Wisselwerking school – omgeving

Tussen het werken buiten de school, in de directe omgeving, en het leven en werken in het schoolgebouw dient een wisselwerking te bestaan. Het werken buiten wordt dan een uitvloeisel van het werk binnen, van bepaalde lessen en activiteiten. Een aardrijkskundeles over ,,de bodem van Nederland” kan aanleiding zijn tot studie van de bodem rond de school. Vragen die kinderen in een kringgesprek hebben gesteld kunnen uitmonden in het bekijken van spinnen buiten.

Omgekeerd kan de omgeving buiten benut worden om concreet materiaal te verzamelen (stenen, takken, bloemen, dieren), waarmee binnen verder gewerkt kan worden. Het oogsten van produkten kan aanleiding zijn tot het vieren van een oogstfeest op school. De directe omgeving van de school kan ook verrijkt worden met nieuwe mogelijkheden, door de tuinaanleg aan te passen’.

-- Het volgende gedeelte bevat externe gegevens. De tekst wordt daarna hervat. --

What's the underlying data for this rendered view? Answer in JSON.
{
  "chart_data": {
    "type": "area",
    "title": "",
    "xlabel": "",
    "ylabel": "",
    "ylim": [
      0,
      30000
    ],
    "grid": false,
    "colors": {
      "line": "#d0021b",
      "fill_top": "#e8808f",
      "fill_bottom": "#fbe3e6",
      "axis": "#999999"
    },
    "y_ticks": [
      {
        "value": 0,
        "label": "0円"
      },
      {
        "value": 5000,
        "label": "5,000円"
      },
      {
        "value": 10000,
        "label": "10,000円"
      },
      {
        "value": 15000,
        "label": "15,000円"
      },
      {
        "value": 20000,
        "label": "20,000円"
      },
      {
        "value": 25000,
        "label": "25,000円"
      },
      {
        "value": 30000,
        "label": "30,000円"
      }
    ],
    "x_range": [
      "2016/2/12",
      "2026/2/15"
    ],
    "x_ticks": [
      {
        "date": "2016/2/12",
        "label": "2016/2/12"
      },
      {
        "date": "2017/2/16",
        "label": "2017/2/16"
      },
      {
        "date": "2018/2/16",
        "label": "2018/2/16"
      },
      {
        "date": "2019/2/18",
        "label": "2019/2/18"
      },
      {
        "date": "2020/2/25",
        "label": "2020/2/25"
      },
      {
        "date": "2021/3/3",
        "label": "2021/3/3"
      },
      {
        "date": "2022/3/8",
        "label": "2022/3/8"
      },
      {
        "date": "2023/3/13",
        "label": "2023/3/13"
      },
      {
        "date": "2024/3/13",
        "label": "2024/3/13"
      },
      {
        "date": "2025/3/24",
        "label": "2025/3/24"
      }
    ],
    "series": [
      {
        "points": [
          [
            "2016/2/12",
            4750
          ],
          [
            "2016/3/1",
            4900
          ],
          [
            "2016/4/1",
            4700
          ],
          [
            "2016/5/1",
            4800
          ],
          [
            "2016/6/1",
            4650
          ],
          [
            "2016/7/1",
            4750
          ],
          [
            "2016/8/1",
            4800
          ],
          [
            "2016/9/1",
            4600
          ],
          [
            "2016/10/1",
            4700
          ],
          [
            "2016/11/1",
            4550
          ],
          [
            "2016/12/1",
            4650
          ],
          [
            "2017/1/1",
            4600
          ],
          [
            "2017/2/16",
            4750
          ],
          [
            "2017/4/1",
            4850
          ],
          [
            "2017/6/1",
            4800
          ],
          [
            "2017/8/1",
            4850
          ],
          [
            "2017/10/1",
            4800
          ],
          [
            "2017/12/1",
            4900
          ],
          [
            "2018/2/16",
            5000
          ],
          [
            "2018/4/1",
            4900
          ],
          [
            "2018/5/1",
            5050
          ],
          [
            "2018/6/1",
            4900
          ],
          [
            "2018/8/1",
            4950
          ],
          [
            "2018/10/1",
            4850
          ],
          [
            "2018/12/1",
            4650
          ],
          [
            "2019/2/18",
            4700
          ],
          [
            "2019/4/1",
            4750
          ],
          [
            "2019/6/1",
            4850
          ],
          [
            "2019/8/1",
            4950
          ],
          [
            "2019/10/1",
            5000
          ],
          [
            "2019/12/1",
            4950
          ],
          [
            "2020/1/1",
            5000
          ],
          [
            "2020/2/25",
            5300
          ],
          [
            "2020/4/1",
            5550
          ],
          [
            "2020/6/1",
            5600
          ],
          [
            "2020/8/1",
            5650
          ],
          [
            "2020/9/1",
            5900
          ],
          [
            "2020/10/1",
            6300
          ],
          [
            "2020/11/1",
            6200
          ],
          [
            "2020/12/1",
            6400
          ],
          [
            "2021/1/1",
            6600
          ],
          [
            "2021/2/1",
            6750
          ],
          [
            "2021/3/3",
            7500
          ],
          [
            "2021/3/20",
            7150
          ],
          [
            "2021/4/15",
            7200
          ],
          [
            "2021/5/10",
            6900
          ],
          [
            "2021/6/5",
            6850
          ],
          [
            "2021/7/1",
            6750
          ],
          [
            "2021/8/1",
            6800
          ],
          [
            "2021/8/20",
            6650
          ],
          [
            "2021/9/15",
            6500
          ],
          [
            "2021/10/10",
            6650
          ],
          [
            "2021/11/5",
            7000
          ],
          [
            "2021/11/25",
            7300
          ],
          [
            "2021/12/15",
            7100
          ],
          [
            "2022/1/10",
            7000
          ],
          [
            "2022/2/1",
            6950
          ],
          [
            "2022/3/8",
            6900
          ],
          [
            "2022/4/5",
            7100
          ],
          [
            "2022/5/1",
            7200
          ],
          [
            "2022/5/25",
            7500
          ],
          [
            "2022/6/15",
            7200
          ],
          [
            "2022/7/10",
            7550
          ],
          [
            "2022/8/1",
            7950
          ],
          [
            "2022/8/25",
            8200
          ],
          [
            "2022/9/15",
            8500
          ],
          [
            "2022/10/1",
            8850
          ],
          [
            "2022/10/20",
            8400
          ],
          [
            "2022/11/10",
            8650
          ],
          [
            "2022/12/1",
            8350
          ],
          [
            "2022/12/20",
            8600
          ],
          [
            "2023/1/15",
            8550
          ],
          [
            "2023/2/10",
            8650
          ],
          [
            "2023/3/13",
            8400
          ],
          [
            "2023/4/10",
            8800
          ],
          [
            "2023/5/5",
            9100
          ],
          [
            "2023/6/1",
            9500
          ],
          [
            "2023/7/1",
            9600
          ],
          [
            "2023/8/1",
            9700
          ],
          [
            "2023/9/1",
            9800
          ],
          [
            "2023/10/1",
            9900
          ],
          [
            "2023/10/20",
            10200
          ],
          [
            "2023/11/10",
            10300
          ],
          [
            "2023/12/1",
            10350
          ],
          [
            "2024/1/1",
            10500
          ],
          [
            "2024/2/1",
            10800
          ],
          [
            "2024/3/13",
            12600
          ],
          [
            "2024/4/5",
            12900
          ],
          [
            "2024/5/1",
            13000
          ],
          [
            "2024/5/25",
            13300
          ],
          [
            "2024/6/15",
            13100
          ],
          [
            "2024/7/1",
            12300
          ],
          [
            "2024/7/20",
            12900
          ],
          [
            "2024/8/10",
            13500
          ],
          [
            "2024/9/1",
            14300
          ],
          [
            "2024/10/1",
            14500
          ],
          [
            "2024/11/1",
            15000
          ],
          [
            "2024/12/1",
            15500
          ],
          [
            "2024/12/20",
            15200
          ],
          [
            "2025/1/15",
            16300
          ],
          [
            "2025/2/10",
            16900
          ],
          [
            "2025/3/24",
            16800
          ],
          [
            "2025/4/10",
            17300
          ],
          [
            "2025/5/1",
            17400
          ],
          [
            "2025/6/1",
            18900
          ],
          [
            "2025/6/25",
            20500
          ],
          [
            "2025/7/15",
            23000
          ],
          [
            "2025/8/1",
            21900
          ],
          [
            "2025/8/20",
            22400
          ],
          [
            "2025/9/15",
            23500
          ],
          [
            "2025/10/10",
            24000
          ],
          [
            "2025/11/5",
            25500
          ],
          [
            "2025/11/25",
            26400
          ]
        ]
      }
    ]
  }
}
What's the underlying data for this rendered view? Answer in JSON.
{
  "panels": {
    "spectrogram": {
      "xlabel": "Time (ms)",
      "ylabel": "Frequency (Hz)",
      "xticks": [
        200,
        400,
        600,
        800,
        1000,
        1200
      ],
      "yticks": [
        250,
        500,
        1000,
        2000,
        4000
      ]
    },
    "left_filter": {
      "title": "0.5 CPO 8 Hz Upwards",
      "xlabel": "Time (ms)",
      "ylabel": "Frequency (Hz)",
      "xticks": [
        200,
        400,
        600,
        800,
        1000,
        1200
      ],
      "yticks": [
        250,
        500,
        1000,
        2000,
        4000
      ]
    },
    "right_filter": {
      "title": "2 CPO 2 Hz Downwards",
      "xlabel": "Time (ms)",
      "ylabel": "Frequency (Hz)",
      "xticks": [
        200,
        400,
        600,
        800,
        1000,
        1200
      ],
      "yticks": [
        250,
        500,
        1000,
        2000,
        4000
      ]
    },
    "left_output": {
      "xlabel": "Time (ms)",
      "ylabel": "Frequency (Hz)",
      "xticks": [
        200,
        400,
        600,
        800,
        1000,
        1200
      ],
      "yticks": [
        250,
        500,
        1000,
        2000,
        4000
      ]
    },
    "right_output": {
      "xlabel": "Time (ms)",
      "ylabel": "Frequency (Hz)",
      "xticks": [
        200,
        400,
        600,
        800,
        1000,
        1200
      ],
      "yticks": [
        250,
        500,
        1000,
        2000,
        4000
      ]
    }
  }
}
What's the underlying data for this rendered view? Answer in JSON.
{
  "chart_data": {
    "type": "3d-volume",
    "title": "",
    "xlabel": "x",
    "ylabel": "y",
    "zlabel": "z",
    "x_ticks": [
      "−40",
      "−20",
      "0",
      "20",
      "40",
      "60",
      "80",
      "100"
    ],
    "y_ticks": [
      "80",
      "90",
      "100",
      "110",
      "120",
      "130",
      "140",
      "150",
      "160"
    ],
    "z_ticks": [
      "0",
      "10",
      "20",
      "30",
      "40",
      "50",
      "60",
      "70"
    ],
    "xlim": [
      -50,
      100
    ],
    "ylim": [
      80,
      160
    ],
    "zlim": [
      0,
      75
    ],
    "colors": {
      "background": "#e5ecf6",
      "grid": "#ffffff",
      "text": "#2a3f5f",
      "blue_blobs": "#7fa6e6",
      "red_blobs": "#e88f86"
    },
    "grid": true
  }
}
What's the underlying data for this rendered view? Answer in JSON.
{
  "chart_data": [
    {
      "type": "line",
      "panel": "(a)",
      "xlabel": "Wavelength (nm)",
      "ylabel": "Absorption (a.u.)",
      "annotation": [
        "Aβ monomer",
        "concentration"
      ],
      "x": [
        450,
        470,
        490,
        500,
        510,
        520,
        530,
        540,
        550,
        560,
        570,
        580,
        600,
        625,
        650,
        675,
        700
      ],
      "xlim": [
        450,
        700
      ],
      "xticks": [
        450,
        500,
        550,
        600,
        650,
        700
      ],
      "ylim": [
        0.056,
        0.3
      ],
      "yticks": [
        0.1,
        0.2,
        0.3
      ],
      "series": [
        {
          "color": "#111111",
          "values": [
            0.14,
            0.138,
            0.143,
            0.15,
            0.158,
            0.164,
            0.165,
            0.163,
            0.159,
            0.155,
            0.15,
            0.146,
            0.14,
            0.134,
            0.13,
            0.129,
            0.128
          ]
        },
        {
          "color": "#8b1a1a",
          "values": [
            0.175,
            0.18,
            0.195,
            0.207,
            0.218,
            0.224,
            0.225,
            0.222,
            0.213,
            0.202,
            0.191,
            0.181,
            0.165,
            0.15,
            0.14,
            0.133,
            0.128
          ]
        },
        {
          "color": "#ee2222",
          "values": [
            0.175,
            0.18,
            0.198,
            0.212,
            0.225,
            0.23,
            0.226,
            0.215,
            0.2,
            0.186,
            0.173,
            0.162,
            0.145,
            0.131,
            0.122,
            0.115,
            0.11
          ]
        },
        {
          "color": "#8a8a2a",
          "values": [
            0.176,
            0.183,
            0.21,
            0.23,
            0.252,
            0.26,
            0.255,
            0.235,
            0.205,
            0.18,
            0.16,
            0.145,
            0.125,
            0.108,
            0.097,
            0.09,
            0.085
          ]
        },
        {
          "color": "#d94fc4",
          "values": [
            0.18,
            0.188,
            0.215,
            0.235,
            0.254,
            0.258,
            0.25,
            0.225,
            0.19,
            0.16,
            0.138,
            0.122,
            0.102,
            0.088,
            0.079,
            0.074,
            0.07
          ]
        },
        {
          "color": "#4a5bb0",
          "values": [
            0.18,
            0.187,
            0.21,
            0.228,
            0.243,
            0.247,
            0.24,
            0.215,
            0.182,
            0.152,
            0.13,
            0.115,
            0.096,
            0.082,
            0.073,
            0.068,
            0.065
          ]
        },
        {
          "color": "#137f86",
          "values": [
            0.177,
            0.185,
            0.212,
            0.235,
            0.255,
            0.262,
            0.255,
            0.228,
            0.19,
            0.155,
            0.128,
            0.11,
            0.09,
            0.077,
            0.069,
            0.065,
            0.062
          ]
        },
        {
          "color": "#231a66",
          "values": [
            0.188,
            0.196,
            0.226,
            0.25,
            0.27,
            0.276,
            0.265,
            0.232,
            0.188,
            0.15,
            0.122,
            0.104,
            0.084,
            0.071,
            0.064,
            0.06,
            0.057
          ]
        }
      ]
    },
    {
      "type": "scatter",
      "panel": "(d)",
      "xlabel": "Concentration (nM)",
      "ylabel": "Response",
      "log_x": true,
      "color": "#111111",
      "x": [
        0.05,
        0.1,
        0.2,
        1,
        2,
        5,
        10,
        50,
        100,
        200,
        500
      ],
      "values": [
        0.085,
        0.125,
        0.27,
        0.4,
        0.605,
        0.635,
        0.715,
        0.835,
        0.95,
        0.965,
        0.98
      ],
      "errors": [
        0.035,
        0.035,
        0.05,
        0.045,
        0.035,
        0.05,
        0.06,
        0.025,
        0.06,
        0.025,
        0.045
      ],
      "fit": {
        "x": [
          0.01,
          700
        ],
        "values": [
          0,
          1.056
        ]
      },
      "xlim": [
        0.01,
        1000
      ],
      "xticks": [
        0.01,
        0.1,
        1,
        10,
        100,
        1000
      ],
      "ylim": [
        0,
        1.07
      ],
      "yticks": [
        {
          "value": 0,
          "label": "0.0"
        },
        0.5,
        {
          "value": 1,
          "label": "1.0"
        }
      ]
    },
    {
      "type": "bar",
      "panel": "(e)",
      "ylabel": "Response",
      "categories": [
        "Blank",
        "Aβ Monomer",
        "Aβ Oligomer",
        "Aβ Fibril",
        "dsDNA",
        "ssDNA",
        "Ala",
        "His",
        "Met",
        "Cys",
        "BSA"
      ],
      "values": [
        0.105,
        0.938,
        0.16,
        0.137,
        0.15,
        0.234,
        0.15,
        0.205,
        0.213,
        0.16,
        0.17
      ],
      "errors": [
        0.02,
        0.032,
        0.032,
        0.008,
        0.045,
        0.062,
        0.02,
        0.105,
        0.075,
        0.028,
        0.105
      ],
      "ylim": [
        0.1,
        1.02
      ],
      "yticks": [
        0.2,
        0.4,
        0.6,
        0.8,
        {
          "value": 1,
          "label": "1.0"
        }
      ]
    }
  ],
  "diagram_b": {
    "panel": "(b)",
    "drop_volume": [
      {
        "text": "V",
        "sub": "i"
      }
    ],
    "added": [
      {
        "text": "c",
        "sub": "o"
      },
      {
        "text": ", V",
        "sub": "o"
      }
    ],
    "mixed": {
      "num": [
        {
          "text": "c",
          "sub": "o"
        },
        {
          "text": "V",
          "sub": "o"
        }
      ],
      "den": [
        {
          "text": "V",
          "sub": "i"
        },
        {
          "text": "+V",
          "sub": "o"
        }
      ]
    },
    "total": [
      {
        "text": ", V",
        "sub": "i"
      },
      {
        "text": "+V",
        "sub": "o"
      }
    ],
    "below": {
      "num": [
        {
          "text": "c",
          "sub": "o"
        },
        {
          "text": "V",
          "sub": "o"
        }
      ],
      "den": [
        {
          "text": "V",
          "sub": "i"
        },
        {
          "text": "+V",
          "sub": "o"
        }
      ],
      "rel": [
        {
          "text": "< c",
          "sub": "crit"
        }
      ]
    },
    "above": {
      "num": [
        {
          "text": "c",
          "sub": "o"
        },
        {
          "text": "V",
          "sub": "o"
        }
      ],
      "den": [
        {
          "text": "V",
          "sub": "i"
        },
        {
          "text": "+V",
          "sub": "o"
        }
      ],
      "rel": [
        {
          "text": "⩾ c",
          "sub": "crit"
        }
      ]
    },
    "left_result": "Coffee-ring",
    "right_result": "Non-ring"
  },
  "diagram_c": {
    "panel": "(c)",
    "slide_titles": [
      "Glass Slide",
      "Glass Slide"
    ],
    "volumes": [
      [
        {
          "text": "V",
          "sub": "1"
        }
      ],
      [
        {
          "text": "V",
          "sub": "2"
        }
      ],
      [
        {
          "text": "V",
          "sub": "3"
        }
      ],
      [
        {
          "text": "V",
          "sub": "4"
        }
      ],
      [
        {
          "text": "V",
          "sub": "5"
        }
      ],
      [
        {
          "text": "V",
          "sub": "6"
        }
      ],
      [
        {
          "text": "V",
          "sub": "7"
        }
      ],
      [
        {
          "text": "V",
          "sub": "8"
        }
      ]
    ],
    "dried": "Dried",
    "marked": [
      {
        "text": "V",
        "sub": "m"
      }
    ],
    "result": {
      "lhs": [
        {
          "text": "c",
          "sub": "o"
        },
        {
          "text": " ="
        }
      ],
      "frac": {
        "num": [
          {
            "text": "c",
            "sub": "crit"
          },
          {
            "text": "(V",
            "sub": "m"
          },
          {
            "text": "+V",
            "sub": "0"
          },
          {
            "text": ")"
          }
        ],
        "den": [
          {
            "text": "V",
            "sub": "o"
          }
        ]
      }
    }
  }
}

Daarmee wil men aangeven dat het schooltuinwerk niet op zichzelf staat maar, onderwijskundig gezien, deel uitmaakt van het lesprogramma. In hoofdstuk 6 van het handboek kan men soortgelijke denkbeelden vinden, zij het dat de voorstellen vooral betrekking hebben op het lesgeven buiten. Onder het motto, mooi gekozen: ‘De tuin is de school’.

Ook beschrijft het SLO-rapport een breed scala aan soorten schooltuinen (eigenlijk meer de diverse mogelijkheden voor inrichting van het schoolterrein) die we in het handboek niet tegenkomen. Zo noemt men naast de ‘productietuin’: educatieve natuurtuin (wilde-plantentuin), experimenteertuin, micromilieus, nestkasten, vogelbosjes, voederplaats voor vogels, kruidentuin, tuin met bloemfamilies (systematische tuin), heidetuin, rotstuin, kalebassen- en zonnebloementuin, vuurplaats en veldoven, weerstation, dierenverblijven, bijenstal, traditionele border, plantenkas, demonstratieborder en tegeltuintjes met zithoek. Ter overweging. Mogelijk dat een dergelijke benadering onderwerp van een ‘vervolghandboek’ kan zijn. Voor scholen die zich al een zekere variatie kunnen permitteren.

Inhoud

Het handboek is een ‘stevig’ werk: niet alleen wordt het opstarten van een schooltuin besproken, heel uitgebreid komt het tuinwerk zelf aan de orde (inrichting/organisatie, gewassen, concreet aan het werk, leeromgeving, veiligheid en schooltuinmodellen). Dat geeft een breed beeld van de zaken die men onvermijdelijk zal tegenkomen. Vooral de onderdelen die betrekking hebben op het eigenlijke werken in de tuin (hoofdstuk 5), komen uitgebreid aan de orde. Dat is begrijpelijk omdat waarschijnlijk lang niet iedereen in school ervaring heeft met een eigen (moes)tuin. En de eerste auteur heeft voor de liefhebber ook nog wat praktische aanwijzingen.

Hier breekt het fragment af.